Male patients with diffuse cutaneous scleroderma had significantly higher levels of estradiol (average, 30.6 pg/mL) than both healthy men (average, 12.9 pg/mL) and postmenopausal women with the disease (24.2 pg/mL). Those with higher estradiol levels (average, 43.7 pg/mL) had significantly more heart involvement than those with lower levels (29.4 pg/mL). Finally, for patients with the Scl-70 autoantibody, increasing levels of estradiol in the serum was associated with a significantly greater risk of death.
People of African, Asian, and Native American ancestry are at higher risk for the disease than those of European descent. Those of African ancestry are also at greater risk for systemic sclerosis (SSc, scleroderma) and often develop SLE and SSc earlier in life and experience more severe disease than those of European descent ( self under siege article below).
Finally while the 2019 MUSC study found correlation to high estradiol in organ wall thickening in Systemic Sclerosis in vivo and in vitro cause effect studies, an earlier 2013 study made a direct link to circulating estrogen and organ wall thickening (Yasuoka et al). They concluded that the profibrotic effect of E2 and the increased circulating levels of E2 and estrone may explain, at least in part, the higher incidence of SSc.
Anecdotally, autoimmune effects are common and merit research
Understandably, the general public is not going to easily slog through the slim cause effect studies that exist. They are dense and technical. However, with the dramatic rise in transgender medicalization, we are rapidly amassing a host of anecdotal studies that, if known to the general public, would be much harder to ignore. Especially noteworthy are the stories are from detransitioners who, after medicalizing, report a host of ailments related to gender care.

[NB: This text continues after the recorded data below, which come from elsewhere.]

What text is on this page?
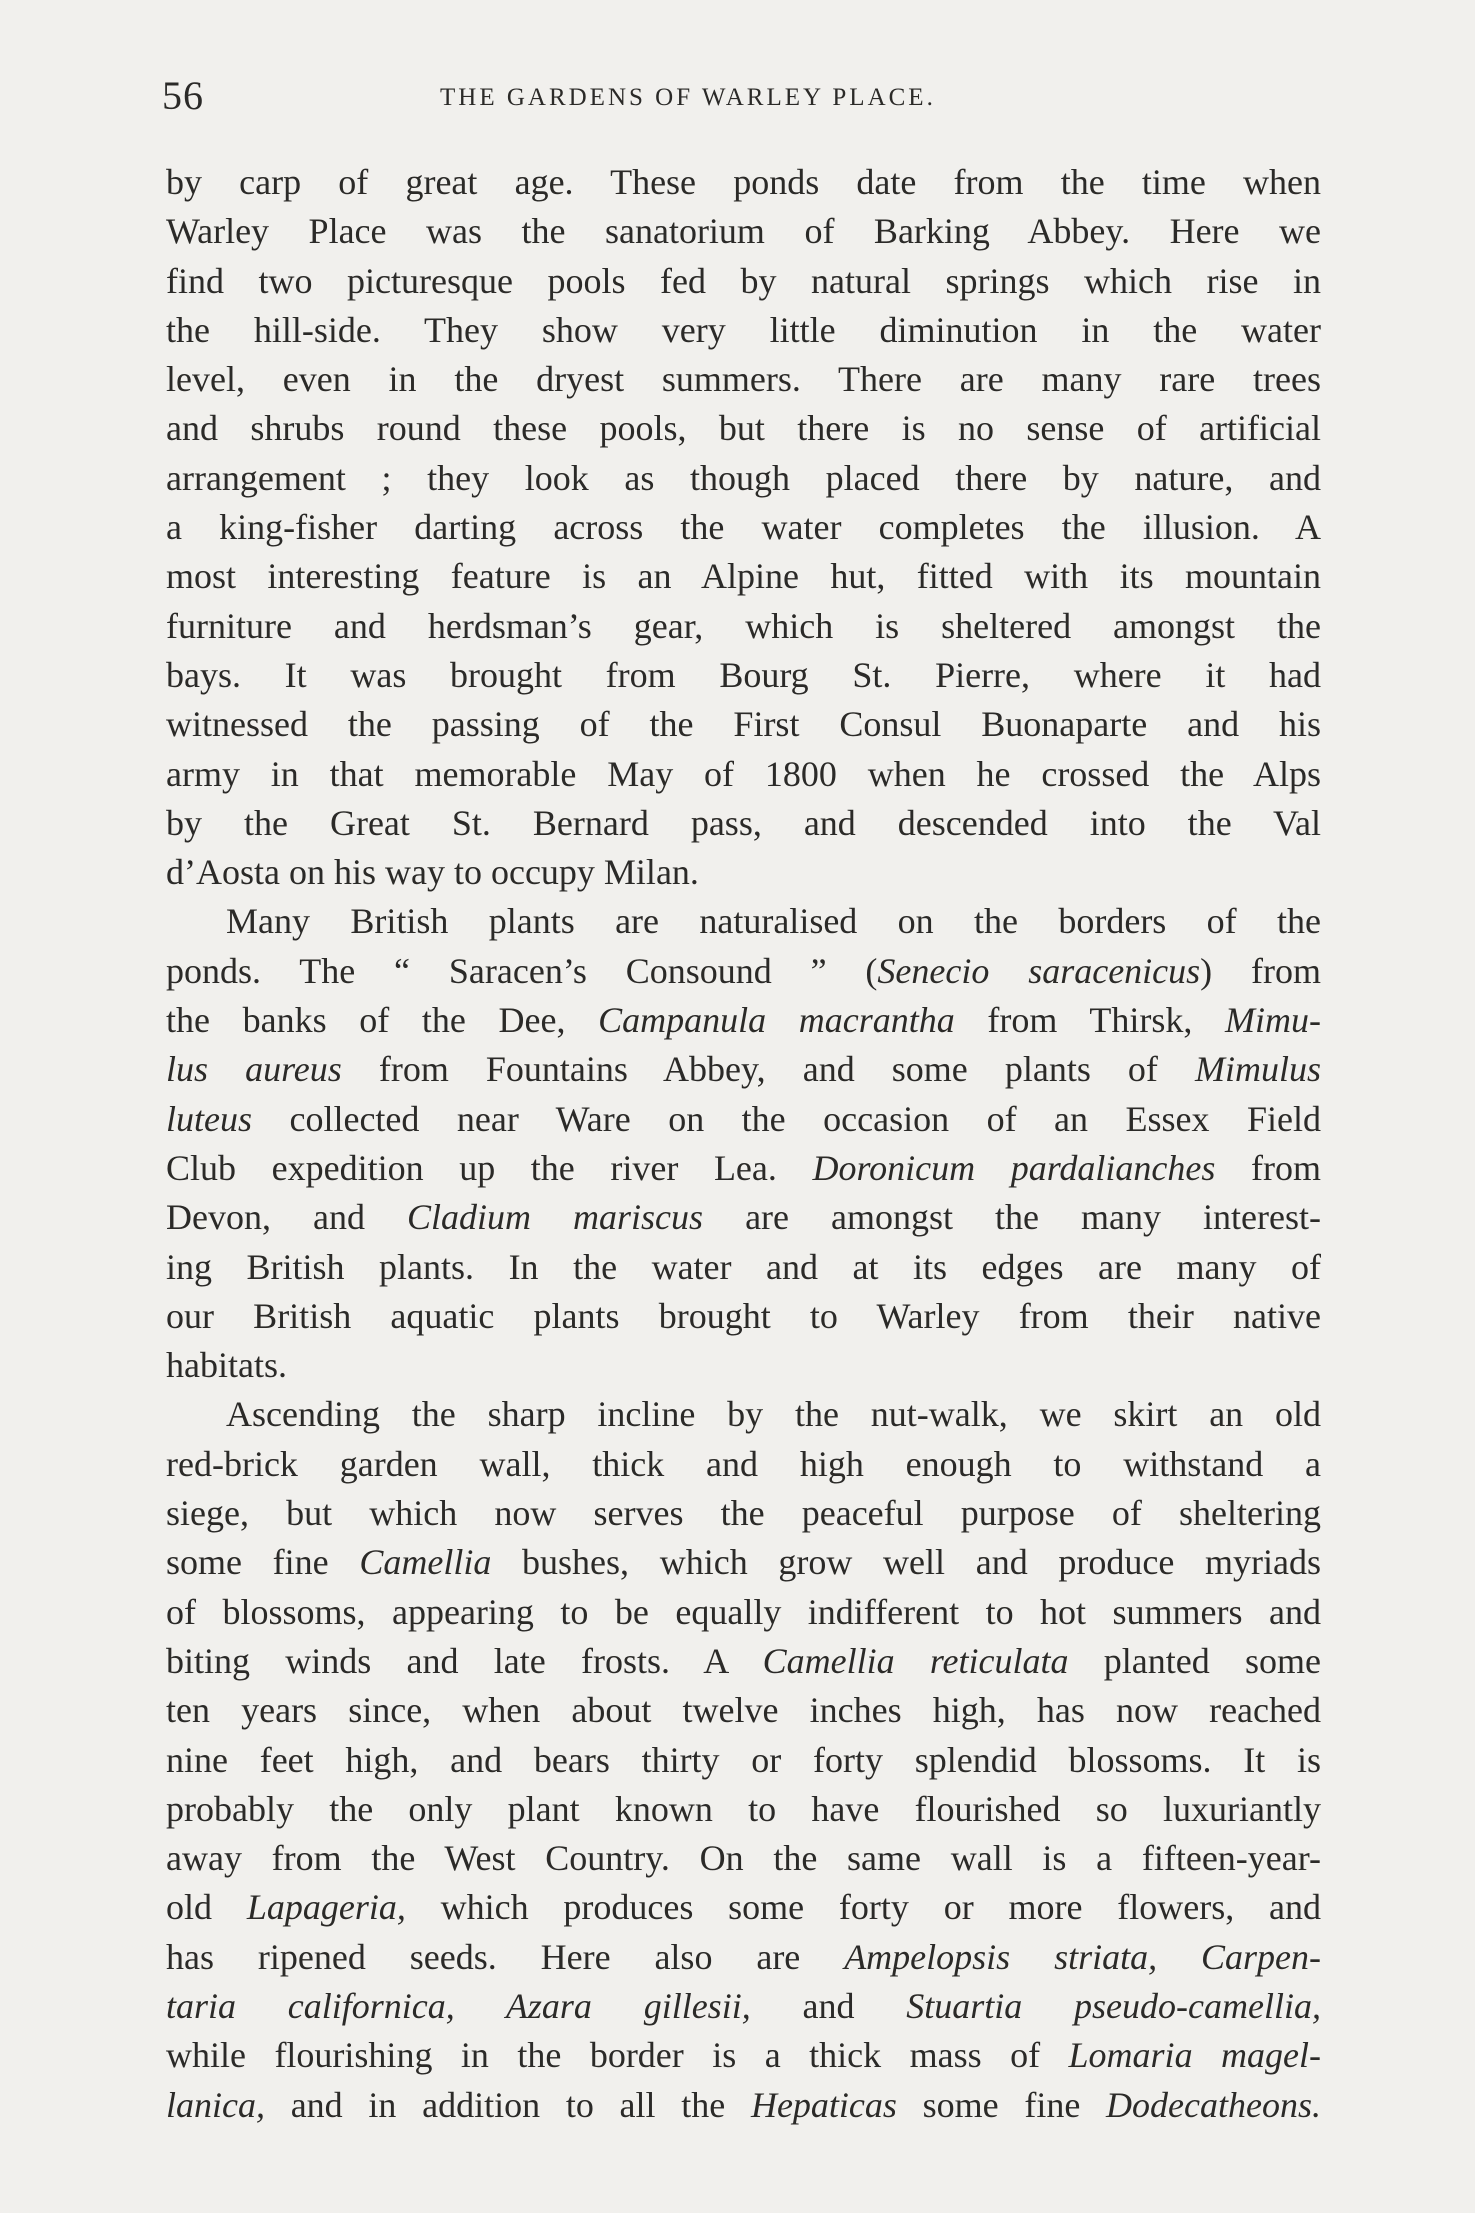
56	THE GARDENS OF WARLEY PLACE.
by carp of great age. These ponds date from the time when
Warley Place was the sanatorium of Barking Abbey. Here we
find two picturesque pools fed by natural springs which rise in
the hill-side. They show very little diminution in the water
level, even in the dryest summers. There are many rare trees
and shrubs round these pools, but there is no sense of artificial
arrangement ; they look as though placed there by nature, and
a king-fisher darting across the water completes the illusion. A
most interesting feature is an Alpine hut, fitted with its mountain
furniture and herdsman’s gear, which is sheltered amongst the
bays. It was brought from Bourg St. Pierre, where it had
witnessed the passing of the First Consul Buonaparte and his
army in that memorable May of 1800 when he crossed the Alps
by the Great St. Bernard pass, and descended into the Val
d’Aosta on his way to occupy Milan.
Many British plants are naturalised on the borders of the
ponds. The “ Saracen’s Consound ” (Senecio saracenicus) from
the banks of the Dee, Campanula macrantha from Thirsk, Mimu-
lus aureus from Fountains Abbey, and some plants of Mimulus
luteus collected near Ware on the occasion of an Essex Field
Club expedition up the river Lea. Doronicum pardalianches from
Devon, and Cladium mariscus are amongst the many interest-
ing British plants. In the water and at its edges are many of
our British aquatic plants brought to Warley from their native
habitats.
Ascending the sharp incline by the nut-walk, we skirt an old
red-brick garden wall, thick and high enough to withstand a
siege, but which now serves the peaceful purpose of sheltering
some fine Camellia bushes, which grow well and produce myriads
of blossoms, appearing to be equally indifferent to hot summers and
biting winds and late frosts. A Camellia reticulata planted some
ten years since, when about twelve inches high, has now reached
nine feet high, and bears thirty or forty splendid blossoms. It is
probably the only plant known to have flourished so luxuriantly
away from the West Country. On the same wall is a fifteen-year-
old Lapageria, which produces some forty or more flowers, and
has ripened seeds. Here also are Ampelopsis striata, Carpen-
taria californica, Azara gillesii, and Stuartia pseudo-camellia,
while flourishing in the border is a thick mass of Lomaria magel-
lanica, and in addition to all the Hepaticas some fine Dodecatheons.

One such story is from Isaac, a brave detransitioner who has been writing about his autoimmune health-related issues that he attributes to his several years on Estrogen in the hopes that he can help spare others the effects of these wrong sex hormones. Isaac recently reported that his chronic health issues stemming from cross sex hormone use have essentially confined him to his home. He has discussed his health issues openly with the physician who prescribed him cross sex hormones without any testing for auto-immune sensitivity, and this physician blames Isaac for insisting on his own “treatment” path.

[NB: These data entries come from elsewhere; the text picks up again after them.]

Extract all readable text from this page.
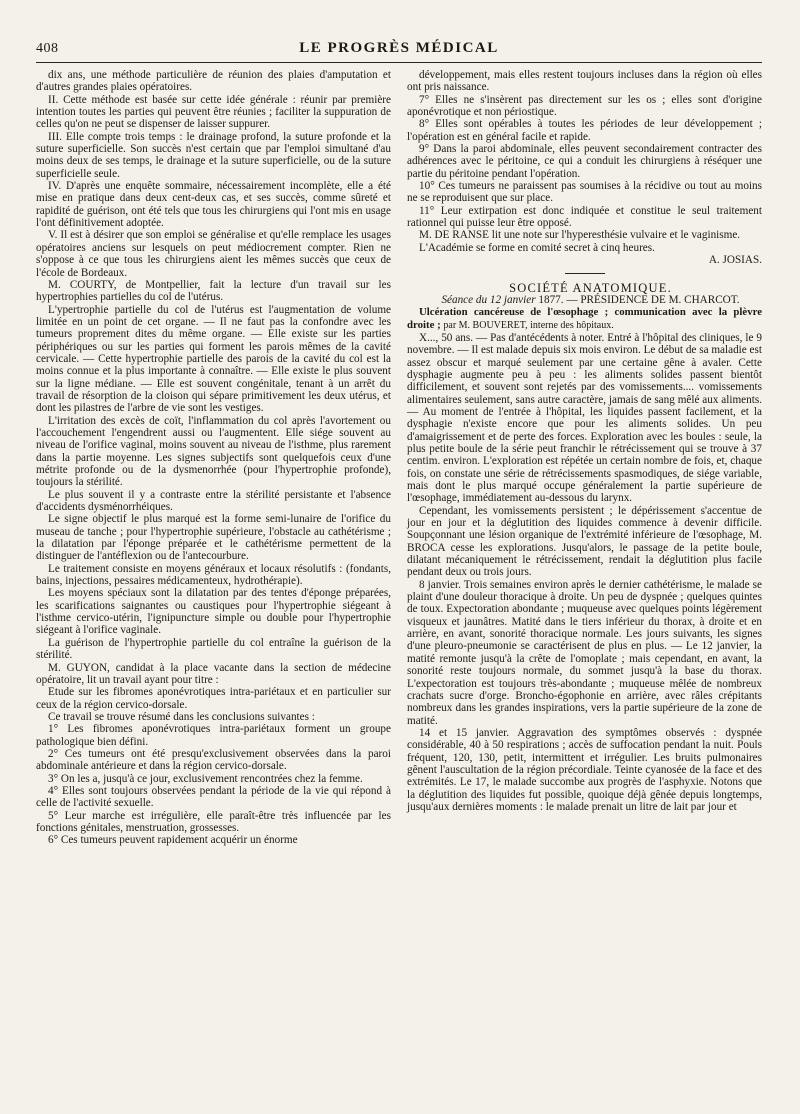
408	LE PROGRÈS MÉDICAL

dix ans, une méthode particulière de réunion des plaies d'amputation et d'autres grandes plaies opératoires.

II. Cette méthode est basée sur cette idée générale : réunir par première intention toutes les parties qui peuvent être réunies ; faciliter la suppuration de celles qu'on ne peut se dispenser de laisser suppurer.

III. Elle compte trois temps : le drainage profond, la suture profonde et la suture superficielle. Son succès n'est certain que par l'emploi simultané d'au moins deux de ses temps, le drainage et la suture superficielle, ou de la suture superficielle seule.

IV. D'après une enquête sommaire, nécessairement incomplète, elle a été mise en pratique dans deux cent-deux cas, et ses succès, comme sûreté et rapidité de guérison, ont été tels que tous les chirurgiens qui l'ont mis en usage l'ont définitivement adoptée.

V. Il est à désirer que son emploi se généralise et qu'elle remplace les usages opératoires anciens sur lesquels on peut médiocrement compter. Rien ne s'oppose à ce que tous les chirurgiens aient les mêmes succès que ceux de l'école de Bordeaux.

M. COURTY, de Montpellier, fait la lecture d'un travail sur les hypertrophies partielles du col de l'utérus.

L'ypertrophie partielle du col de l'utérus est l'augmentation de volume limitée en un point de cet organe. — Il ne faut pas la confondre avec les tumeurs proprement dites du même organe. — Elle existe sur les parties périphériques ou sur les parties qui forment les parois mêmes de la cavité cervicale. — Cette hypertrophie partielle des parois de la cavité du col est la moins connue et la plus importante à connaître. — Elle existe le plus souvent sur la ligne médiane. — Elle est souvent congénitale, tenant à un arrêt du travail de résorption de la cloison qui sépare primitivement les deux utérus, et dont les pilastres de l'arbre de vie sont les vestiges.

L'irritation des excès de coït, l'inflammation du col après l'avortement ou l'accouchement l'engendrent aussi ou l'augmentent. Elle siége souvent au niveau de l'orifice vaginal, moins souvent au niveau de l'isthme, plus rarement dans la partie moyenne. Les signes subjectifs sont quelquefois ceux d'une métrite profonde ou de la dysmenorrhée (pour l'hypertrophie profonde), toujours la stérilité.

Le plus souvent il y a contraste entre la stérilité persistante et l'absence d'accidents dysménorrhéiques.

Le signe objectif le plus marqué est la forme semi-lunaire de l'orifice du museau de tanche ; pour l'hypertrophie supérieure, l'obstacle au cathétérisme ; la dilatation par l'éponge préparée et le cathétérisme permettent de la distinguer de l'antéflexion ou de l'antecourbure.

Le traitement consiste en moyens généraux et locaux résolutifs : (fondants, bains, injections, pessaires médicamenteux, hydrothérapie).

Les moyens spéciaux sont la dilatation par des tentes d'éponge préparées, les scarifications saignantes ou caustiques pour l'hypertrophie siégeant à l'isthme cervico-utérin, l'ignipuncture simple ou double pour l'hypertrophie siégeant à l'orifice vaginale.

La guérison de l'hypertrophie partielle du col entraîne la guérison de la stérilité.

M. GUYON, candidat à la place vacante dans la section de médecine opératoire, lit un travail ayant pour titre :

Etude sur les fibromes aponévrotiques intra-pariétaux et en particulier sur ceux de la région cervico-dorsale.

Ce travail se trouve résumé dans les conclusions suivantes :

1° Les fibromes aponévrotiques intra-pariétaux forment un groupe pathologique bien défini.

2° Ces tumeurs ont été presqu'exclusivement observées dans la paroi abdominale antérieure et dans la région cervico-dorsale.

3° On les a, jusqu'à ce jour, exclusivement rencontrées chez la femme.

4° Elles sont toujours observées pendant la période de la vie qui répond à celle de l'activité sexuelle.

5° Leur marche est irrégulière, elle paraît-être très influencée par les fonctions génitales, menstruation, grossesses.

6° Ces tumeurs peuvent rapidement acquérir un énorme

développement, mais elles restent toujours incluses dans la région où elles ont pris naissance.

7° Elles ne s'insèrent pas directement sur les os ; elles sont d'origine aponévrotique et non périostique.

8° Elles sont opérables à toutes les périodes de leur développement ; l'opération est en général facile et rapide.

9° Dans la paroi abdominale, elles peuvent secondairement contracter des adhérences avec le péritoine, ce qui a conduit les chirurgiens à réséquer une partie du péritoine pendant l'opération.

10° Ces tumeurs ne paraissent pas soumises à la récidive ou tout au moins ne se reproduisent que sur place.

11° Leur extirpation est donc indiquée et constitue le seul traitement rationnel qui puisse leur être opposé.

M. DE RANSE lit une note sur l'hyperesthésie vulvaire et le vaginisme.

L'Académie se forme en comité secret à cinq heures.

A. JOSIAS.

SOCIÉTÉ ANATOMIQUE.

Séance du 12 janvier 1877. — PRÉSIDENCE DE M. CHARCOT.

Ulcération cancéreuse de l'œsophage ; communication avec la plèvre droite ; par M. BOUVERET, interne des hôpitaux.

X..., 50 ans. — Pas d'antécédents à noter. Entré à l'hôpital des cliniques, le 9 novembre. — Il est malade depuis six mois environ. Le début de sa maladie est assez obscur et marqué seulement par une certaine gêne à avaler. Cette dysphagie augmente peu à peu : les aliments solides passent bientôt difficilement, et souvent sont rejetés par des vomissements.... vomissements alimentaires seulement, sans autre caractère, jamais de sang mêlé aux aliments. — Au moment de l'entrée à l'hôpital, les liquides passent facilement, et la dysphagie n'existe encore que pour les aliments solides. Un peu d'amaigrissement et de perte des forces. Exploration avec les boules : seule, la plus petite boule de la série peut franchir le rétrécissement qui se trouve à 37 centim. environ. L'exploration est répétée un certain nombre de fois, et, chaque fois, on constate une série de rétrécissements spasmodiques, de siége variable, mais dont le plus marqué occupe généralement la partie supérieure de l'œsophage, immédiatement au-dessous du larynx.

Cependant, les vomissements persistent ; le dépérissement s'accentue de jour en jour et la déglutition des liquides commence à devenir difficile. Soupçonnant une lésion organique de l'extrémité inférieure de l'œsophage, M. BROCA cesse les explorations. Jusqu'alors, le passage de la petite boule, dilatant mécaniquement le rétrécissement, rendait la déglutition plus facile pendant deux ou trois jours.

8 janvier. Trois semaines environ après le dernier cathétérisme, le malade se plaint d'une douleur thoracique à droite. Un peu de dyspnée ; quelques quintes de toux. Expectoration abondante ; muqueuse avec quelques points légèrement visqueux et jaunâtres. Matité dans le tiers inférieur du thorax, à droite et en arrière, en avant, sonorité thoracique normale. Les jours suivants, les signes d'une pleuro-pneumonie se caractérisent de plus en plus. — Le 12 janvier, la matité remonte jusqu'à la crête de l'omoplate ; mais cependant, en avant, la sonorité reste toujours normale, du sommet jusqu'à la base du thorax. L'expectoration est toujours très-abondante ; muqueuse mêlée de nombreux crachats sucre d'orge. Broncho-égophonie en arrière, avec râles crépitants nombreux dans les grandes inspirations, vers la partie supérieure de la zone de matité.

14 et 15 janvier. Aggravation des symptômes observés : dyspnée considérable, 40 à 50 respirations ; accès de suffocation pendant la nuit. Pouls fréquent, 120, 130, petit, intermittent et irrégulier. Les bruits pulmonaires gênent l'auscultation de la région précordiale. Teinte cyanosée de la face et des extrémités. Le 17, le malade succombe aux progrès de l'asphyxie. Notons que la déglutition des liquides fut possible, quoique déjà gênée depuis longtemps, jusqu'aux dernières moments : le malade prenait un litre de lait par jour et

A random search on twitter of CSH and autoimmune disorders shows innumerable complaints by males on estrogen with many complaining of severe complications.
These anecdotes indicate that the medical community has failed many such individuals who have not been tested for genetic and autoimmune markers prior to initiation of wrong sex hormones.
It’s time for us to take a real look at the medical risks of wrong sex hormones, including the increased risk for autoimmune conditions. We need to acknowledge the many indications of risks, ban the experimental medications, and begin to collect data in a lab or controlled setting. It’s unconscionable to continue experimenting on humans for the sake of gender identity.